The twist? Of the approximately 175 staffers, all are volunteers who mine their contacts to attract speakers. Marcuse, for example, works full time at the defense-consulting firm Booz Allen Hamilton, which gave him a six-month leave of absence last year so he could establish YPFP’s Brussels branch, develop a new Web site and recruit a network of advisors. Bawden is senior vice president at a lobbying firm run by Bobby Charles ’82, a former assistant secretary of state.
All this prompts Marcuse to describe the venture as “this great experiment.” The big question, he says, is “Can young people run a great nonprofit for young people with no resources and make it better than any organization that has a full-time professional staff and millions of dollars?” Moreover, he asks, can it be done by a group of workers who already have supercharged full-time jobs?

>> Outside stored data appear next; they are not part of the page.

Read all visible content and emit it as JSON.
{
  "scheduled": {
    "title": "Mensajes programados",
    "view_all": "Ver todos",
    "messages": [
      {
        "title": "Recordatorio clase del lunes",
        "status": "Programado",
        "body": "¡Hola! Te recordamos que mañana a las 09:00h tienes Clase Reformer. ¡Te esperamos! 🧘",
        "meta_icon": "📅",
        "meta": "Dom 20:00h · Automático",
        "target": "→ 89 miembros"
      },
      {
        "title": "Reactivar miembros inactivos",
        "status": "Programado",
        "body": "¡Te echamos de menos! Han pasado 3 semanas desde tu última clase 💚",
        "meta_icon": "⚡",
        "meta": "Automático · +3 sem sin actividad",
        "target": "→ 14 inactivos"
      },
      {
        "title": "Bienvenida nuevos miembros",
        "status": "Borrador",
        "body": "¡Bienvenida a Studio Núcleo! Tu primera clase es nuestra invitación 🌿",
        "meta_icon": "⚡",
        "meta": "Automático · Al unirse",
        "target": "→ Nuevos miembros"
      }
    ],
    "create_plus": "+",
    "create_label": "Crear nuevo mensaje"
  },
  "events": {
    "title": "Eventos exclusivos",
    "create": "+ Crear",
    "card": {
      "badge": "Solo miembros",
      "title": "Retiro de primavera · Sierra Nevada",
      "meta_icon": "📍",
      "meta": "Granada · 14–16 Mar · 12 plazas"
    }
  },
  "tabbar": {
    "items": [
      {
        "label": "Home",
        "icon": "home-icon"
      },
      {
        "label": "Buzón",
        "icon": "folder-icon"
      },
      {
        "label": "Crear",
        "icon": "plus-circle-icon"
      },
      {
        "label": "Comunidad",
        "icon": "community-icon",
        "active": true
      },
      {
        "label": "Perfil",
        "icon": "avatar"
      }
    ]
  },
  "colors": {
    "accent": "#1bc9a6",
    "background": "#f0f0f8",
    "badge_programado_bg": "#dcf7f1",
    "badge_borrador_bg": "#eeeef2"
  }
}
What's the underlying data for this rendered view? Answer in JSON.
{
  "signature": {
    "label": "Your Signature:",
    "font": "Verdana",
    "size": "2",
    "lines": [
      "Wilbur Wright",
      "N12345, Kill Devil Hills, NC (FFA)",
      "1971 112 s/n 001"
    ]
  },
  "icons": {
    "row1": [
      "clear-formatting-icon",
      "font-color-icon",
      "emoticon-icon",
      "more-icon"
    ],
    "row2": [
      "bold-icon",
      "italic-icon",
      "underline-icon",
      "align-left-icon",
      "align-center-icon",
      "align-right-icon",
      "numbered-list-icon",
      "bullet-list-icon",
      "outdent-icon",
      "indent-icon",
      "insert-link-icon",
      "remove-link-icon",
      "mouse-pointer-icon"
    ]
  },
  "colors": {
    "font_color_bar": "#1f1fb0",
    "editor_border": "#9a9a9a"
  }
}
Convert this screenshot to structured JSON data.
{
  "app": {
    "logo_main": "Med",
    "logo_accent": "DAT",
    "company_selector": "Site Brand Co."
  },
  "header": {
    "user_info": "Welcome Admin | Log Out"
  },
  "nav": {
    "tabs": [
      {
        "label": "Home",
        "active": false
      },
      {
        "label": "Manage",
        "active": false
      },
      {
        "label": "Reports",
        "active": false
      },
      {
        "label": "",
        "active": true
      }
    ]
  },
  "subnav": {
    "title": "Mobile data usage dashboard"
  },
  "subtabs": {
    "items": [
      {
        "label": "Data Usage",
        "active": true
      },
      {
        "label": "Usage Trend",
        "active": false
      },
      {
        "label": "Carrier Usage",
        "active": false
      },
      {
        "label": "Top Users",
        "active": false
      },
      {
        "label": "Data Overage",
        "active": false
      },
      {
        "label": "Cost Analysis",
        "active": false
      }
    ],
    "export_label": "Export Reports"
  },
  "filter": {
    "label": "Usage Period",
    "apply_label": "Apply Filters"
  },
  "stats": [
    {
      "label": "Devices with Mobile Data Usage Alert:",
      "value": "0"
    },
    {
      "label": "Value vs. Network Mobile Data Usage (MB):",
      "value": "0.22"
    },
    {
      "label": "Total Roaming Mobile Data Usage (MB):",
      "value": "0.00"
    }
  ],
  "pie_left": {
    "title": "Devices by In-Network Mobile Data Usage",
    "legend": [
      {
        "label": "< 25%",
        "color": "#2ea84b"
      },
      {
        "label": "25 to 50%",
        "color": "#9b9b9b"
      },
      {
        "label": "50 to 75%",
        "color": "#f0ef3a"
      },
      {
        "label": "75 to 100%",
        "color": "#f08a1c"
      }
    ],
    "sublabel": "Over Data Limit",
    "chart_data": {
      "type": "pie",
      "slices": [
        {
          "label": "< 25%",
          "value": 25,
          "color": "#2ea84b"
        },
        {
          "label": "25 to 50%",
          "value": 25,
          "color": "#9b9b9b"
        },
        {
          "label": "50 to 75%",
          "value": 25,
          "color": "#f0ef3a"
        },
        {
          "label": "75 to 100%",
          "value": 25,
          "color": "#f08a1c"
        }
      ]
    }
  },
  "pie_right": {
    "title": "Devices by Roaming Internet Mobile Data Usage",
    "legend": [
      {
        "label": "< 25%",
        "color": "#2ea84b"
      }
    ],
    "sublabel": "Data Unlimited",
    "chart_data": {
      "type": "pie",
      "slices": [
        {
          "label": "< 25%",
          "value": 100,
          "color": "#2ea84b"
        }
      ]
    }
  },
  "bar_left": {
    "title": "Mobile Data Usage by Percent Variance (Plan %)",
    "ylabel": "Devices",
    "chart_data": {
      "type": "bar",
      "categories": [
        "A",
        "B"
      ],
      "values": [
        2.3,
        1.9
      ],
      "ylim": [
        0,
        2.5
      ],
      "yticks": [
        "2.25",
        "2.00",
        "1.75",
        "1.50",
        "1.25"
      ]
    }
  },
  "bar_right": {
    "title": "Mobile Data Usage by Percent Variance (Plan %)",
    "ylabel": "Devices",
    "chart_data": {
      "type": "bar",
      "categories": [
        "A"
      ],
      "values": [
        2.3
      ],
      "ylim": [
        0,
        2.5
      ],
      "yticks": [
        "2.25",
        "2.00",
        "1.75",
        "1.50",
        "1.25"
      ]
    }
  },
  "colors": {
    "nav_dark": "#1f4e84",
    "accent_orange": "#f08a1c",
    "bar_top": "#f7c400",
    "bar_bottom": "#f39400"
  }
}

The son of two psychoanalysts, Marcuse thinks the appeal of YPFP is that it gives staffers a chance to gain significant management experience at a time when they may be at the bottom of the organizational hierarchy in their full-time jobs. Linda Jamison, Marcuse’s longtime mentor and a CSIS senior fellow, also thinks Marcuse is filling a need. “D.C. is a city of young people, and they’re looking for a way to network and to increase their knowledge and experience,” she says.
Jamison is not alone in recognizing his achievements. In December Marcuse was one of two recipients of a leadership award from the Student Movement for Real Change, an international nonprofit focused on combating poverty.
“There’s not much I can do as a 27-year-old today,” Marcuse says. “But if I can bring the right people to the table today, five, 15, 25, 30 years from now it’s going to have a huge impact.”
Kaitlin Bell is a freelance writer. She lives in New York City.